QC’s opinion “crudely altered” to mislead third party, court finds


Meade: Advice was crudely altered

A QC’s opinion was dishonestly altered to reassure a third party charged with marketing an investment scheme that eventually collapsed, the High Court has found.

Mr Justice Meade found that the tone of the advice and the caveats it contained were changed to mislead Anthony Flaton, who was seeking comfort about the scheme’s legality.

The case concerned an application by the liquidators of Equitable Law Capital (ELC) for various orders for payment and compensation against certain of the nine respondents, including a David Clarkson.

ELC ran an investment scheme to fund claims against financial institutions for mis-selling bonds. The scheme ran for about two years from autumn 2014, during which investors put in about £3.3m and only received payments of just over £230,000.

The respondents received just under £2.2m, either in their own hands or through their companies.

ELC was put into insolvent liquidation in November 2016, and there is alleged to be a deficit of just over £2m.

The judge recorded that Mark Anderson QC provided advice in August 2014 to the insurance broker involved that it was not an unregulated collective investment scheme in breach of the Financial Services and Markets Act 2000.

But the advice was “significantly caveated”, including that the documents he had seen were drafts and his assumption that the facts “on the ground” matched what he had been told.

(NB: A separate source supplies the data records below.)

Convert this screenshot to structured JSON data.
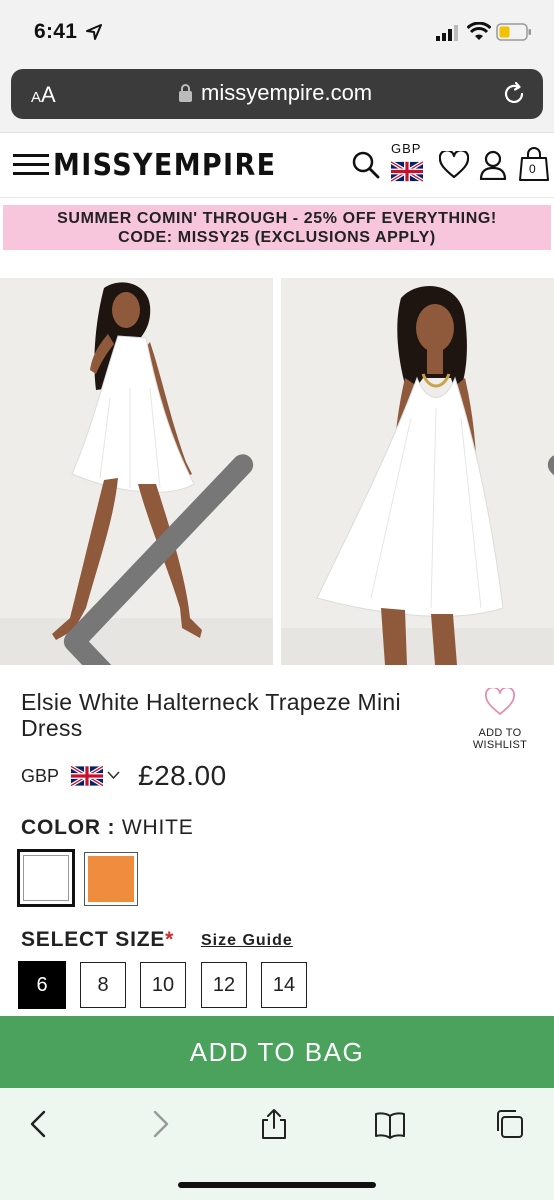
{
  "status": {
    "time": "6:41"
  },
  "browser": {
    "aa_label_small": "A",
    "aa_label_large": "A",
    "url": "missyempire.com"
  },
  "header": {
    "logo": "MISSYEMPIRE",
    "currency": "GBP",
    "bag_count": "0"
  },
  "promo": {
    "line1": "SUMMER COMIN' THROUGH - 25% OFF EVERYTHING!",
    "line2": "CODE: MISSY25 (EXCLUSIONS APPLY)"
  },
  "product": {
    "title": "Elsie White Halterneck Trapeze Mini Dress",
    "wishlist_line1": "ADD TO",
    "wishlist_line2": "WISHLIST",
    "currency": "GBP",
    "price": "£28.00",
    "color_label": "COLOR :",
    "color_value": "WHITE",
    "colors": [
      "#ffffff",
      "#f08c3d"
    ],
    "size_label": "SELECT SIZE",
    "size_required": "*",
    "size_guide": "Size Guide",
    "sizes": [
      "6",
      "8",
      "10",
      "12",
      "14"
    ],
    "selected_size": "6",
    "add_to_bag": "ADD TO BAG"
  },
  "colors": {
    "promo_bg": "#f7c6dd",
    "add_to_bag_bg": "#4aa25d",
    "accent_pink": "#e48fb0"
  }
}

The advice was forwarded to Mr Clarkson and the version he sent to Mr Flaton “was rather crudely altered in relation to these caveats, with a significant change in tone”, Meade J said.

He went on: “David Clarkson had no explanation for the alteration of the letter of advice. He denied altering it, but the inference that he did so is overwhelming, and I find that he did.

“I also find that the intention was to mislead Mr Flaton about the strength and scope of the advice.

“He did it because Mr Flaton was pressing for comfort about the advice and would not start taking money without it. The desire to start money coming in was an obvious incentive for David Clarkson to make the changes.”

His actions were dishonest, the judge made clear.

Counsel for Mr Clarkson objected that this episode was not adequately pleaded. Meade J said: “There is force in this contention, but it concerned a topic, the advice of Mr Anderson QC, which was always central, and nothing was specifically identified on behalf of David Clarkson that could have been done with greater or better notice.”

The judge stressed that he was making no criticism of the barrister or of the “soundness” of his advice on the basis of the facts given to him; Mr Anderson changed his advice in March 2016 in the wake of a Court of Appeal decision.

Meade J concluded by finding Mr Clarkson was a de facto director of ELC and in breach of his duties as such, was liable for fraudulent and wrongful trading, and that payments to him were transactions at an undervalue.

Claims against three other respondents, including Mr Flaton, were dismissed.